Lindsey’s work has screened nationally and internationally including the Slamdance Film Festival, the Philadelphia Institute of Contemporary Art, the Athens International Film and Video Festival, San Francisco Doc Fest and Cleveland International Film Festival. Her film, Every Speed, won the Premio Asolo Award for Best Film on Architecture at the Asolo Art Film Festival. Her films have also screened at various conferences and symposiums around the U.S. Lindsey received her BFA from Virginia Commonwealth University and her MFA from Temple University. She is an Assistant Professor of Film Production at Ohio University’s School of Film.
Director Statement
Suicide rates in rural America have been steadily increasing over the last few years. Pottero was developed in response to the loss of a close family member who was dealing with issues around access to healthcare, the cyclical nature of poverty and generational mental illness. This film is a personal narrative examining my own “escape” via social mobility and the privilege education and access have awarded me in adulthood. It’s also about that struggle to connect to a community I tried so hard to leave.
Pottero uses a reflexive framework. It’s a folktale within a folktale featuring my family monster, a violent beast who suffers from a disturbing anatomical abnormality. For some, our monsters follow us into adulthood waiting to feed on financial insecurities, depression, addiction and repression.
Using the medium of animation, I’m bringing up some shared historical traumas of the Appalachian region to make new narratives around transformation. The worlds created by animation defy all rules- gravity/physics/reality, allowing my monster to come to life, shifting and changing much like the people here and everywhere.

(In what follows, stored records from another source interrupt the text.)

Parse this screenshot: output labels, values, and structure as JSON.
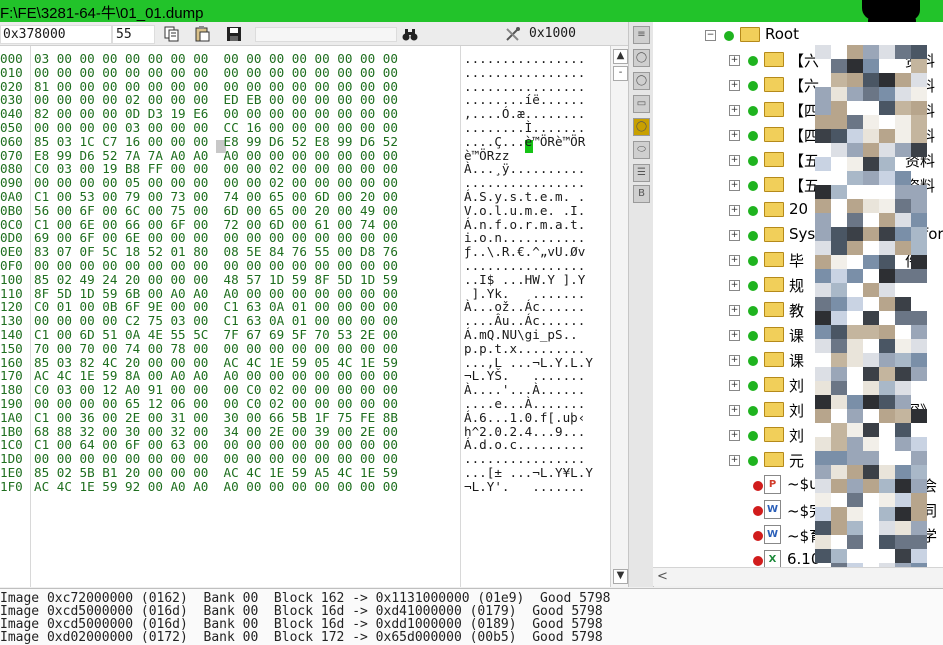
{
  "window": {
    "title": "F:\\FE\\3281-64-牛\\01_01.dump"
  },
  "toolbar": {
    "address": "0x378000",
    "count": "55",
    "goto_value": "0x1000"
  },
  "hex": {
    "offsets": [
      "000",
      "010",
      "020",
      "030",
      "040",
      "050",
      "060",
      "070",
      "080",
      "090",
      "0A0",
      "0B0",
      "0C0",
      "0D0",
      "0E0",
      "0F0",
      "100",
      "110",
      "120",
      "130",
      "140",
      "150",
      "160",
      "170",
      "180",
      "190",
      "1A0",
      "1B0",
      "1C0",
      "1D0",
      "1E0",
      "1F0"
    ],
    "rows": [
      "03 00 00 00 00 00 00 00  00 00 00 00 00 00 00 00",
      "00 00 00 00 00 00 00 00  00 00 00 00 00 00 00 00",
      "81 00 00 00 00 00 00 00  00 00 00 00 00 00 00 00",
      "00 00 00 00 02 00 00 00  ED EB 00 00 00 00 00 00",
      "82 00 00 00 0D D3 19 E6  00 00 00 00 00 00 00 00",
      "00 00 00 00 03 00 00 00  CC 16 00 00 00 00 00 00",
      "85 03 1C C7 16 00 00 00  E8 99 D6 52 E8 99 D6 52",
      "E8 99 D6 52 7A 7A A0 A0  A0 00 00 00 00 00 00 00",
      "C0 03 00 19 B8 FF 00 00  00 00 02 00 00 00 00 00",
      "00 00 00 00 05 00 00 00  00 00 02 00 00 00 00 00",
      "C1 00 53 00 79 00 73 00  74 00 65 00 6D 00 20 00",
      "56 00 6F 00 6C 00 75 00  6D 00 65 00 20 00 49 00",
      "C1 00 6E 00 66 00 6F 00  72 00 6D 00 61 00 74 00",
      "69 00 6F 00 6E 00 00 00  00 00 00 00 00 00 00 00",
      "83 07 0F 5C 18 52 01 80  08 5E 84 76 55 00 D8 76",
      "00 00 00 00 00 00 00 00  00 00 00 00 00 00 00 00",
      "85 02 49 24 20 00 00 00  48 57 1D 59 8F 5D 1D 59",
      "8F 5D 1D 59 6B 00 A0 A0  A0 00 00 00 00 00 00 00",
      "C0 01 00 0B 6F 9E 00 00  C1 63 0A 01 00 00 00 00",
      "00 00 00 00 C2 75 03 00  C1 63 0A 01 00 00 00 00",
      "C1 00 6D 51 0A 4E 55 5C  7F 67 69 5F 70 53 2E 00",
      "70 00 70 00 74 00 78 00  00 00 00 00 00 00 00 00",
      "85 03 82 4C 20 00 00 00  AC 4C 1E 59 05 4C 1E 59",
      "AC 4C 1E 59 8A 00 A0 A0  A0 00 00 00 00 00 00 00",
      "C0 03 00 12 A0 91 00 00  00 C0 02 00 00 00 00 00",
      "00 00 00 00 65 12 06 00  00 C0 02 00 00 00 00 00",
      "C1 00 36 00 2E 00 31 00  30 00 66 5B 1F 75 FE 8B",
      "68 88 32 00 30 00 32 00  34 00 2E 00 39 00 2E 00",
      "C1 00 64 00 6F 00 63 00  00 00 00 00 00 00 00 00",
      "00 00 00 00 00 00 00 00  00 00 00 00 00 00 00 00",
      "85 02 5B B1 20 00 00 00  AC 4C 1E 59 A5 4C 1E 59",
      "AC 4C 1E 59 92 00 A0 A0  A0 00 00 00 00 00 00 00"
    ],
    "ascii": [
      "................",
      "................",
      "................",
      "........íë......",
      ",....Ó.æ........",
      "........Ì.......",
      "....Ç...è™ÖRè™ÖR",
      "è™ÖRzz          ",
      "À...¸ÿ..........",
      "................",
      "Á.S.y.s.t.e.m. .",
      "V.o.l.u.m.e. .I.",
      "Á.n.f.o.r.m.a.t.",
      "i.o.n...........",
      "ƒ..\\.R.€.^„vU.Øv",
      "................",
      "..I$ ...HW.Y ].Y",
      " ].Yk.   .......",
      "À...ož..Ác......",
      "....Âu..Ác......",
      "Á.mQ.NU\\gi_pS..",
      "p.p.t.x.........",
      "...,L ...¬L.Y.L.Y",
      "¬L.YŠ.   .......",
      "À....'...À......",
      "....e...À.......",
      "Á.6...1.0.f[.uþ‹",
      "h^2.0.2.4...9...",
      "Á.d.o.c.........",
      "................",
      "...[± ...¬L.Y¥L.Y",
      "¬L.Y'.   ......."
    ]
  },
  "tree": {
    "root": "Root",
    "folders": [
      "【六",
      "【六",
      "【四",
      "【四",
      "【五",
      "【五",
      "20",
      "Sys",
      "毕",
      "规",
      "教",
      "课",
      "课",
      "刘",
      "刘",
      "刘",
      "元"
    ],
    "right_text": [
      "资料",
      "资料",
      "资料",
      "资料",
      "资料",
      "资料",
      "",
      "Infor",
      "件",
      "",
      "",
      "",
      "",
      "",
      "深》",
      "",
      ""
    ],
    "files": [
      {
        "name": "~$u",
        "badge": "P",
        "right": "长会"
      },
      {
        "name": "~$完",
        "badge": "W",
        "right": "请同"
      },
      {
        "name": "~$育",
        "badge": "W",
        "right": "理学"
      },
      {
        "name": "6.10",
        "badge": "X",
        "right": "报"
      }
    ]
  },
  "log": [
    "Image 0xc72000000 (0162)  Bank 00  Block 162 -> 0x1131000000 (01e9)  Good 5798",
    "Image 0xcd5000000 (016d)  Bank 00  Block 16d -> 0xd41000000 (0179)  Good 5798",
    "Image 0xcd5000000 (016d)  Bank 00  Block 16d -> 0xdd1000000 (0189)  Good 5798",
    "Image 0xd02000000 (0172)  Bank 00  Block 172 -> 0x65d000000 (00b5)  Good 5798"
  ]
}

My hope is this story will inspire others to tell their own monster tales through a series of community animation workshops being developed in partnership with the Ohio Valley Center for Collaborative Arts. Giving people the tools and agency to to tell their own stories is imperative to changing representation of Appalachia and to raise questions about our identities, the relationships to the locations we come from, and all those monsters waiting for us there.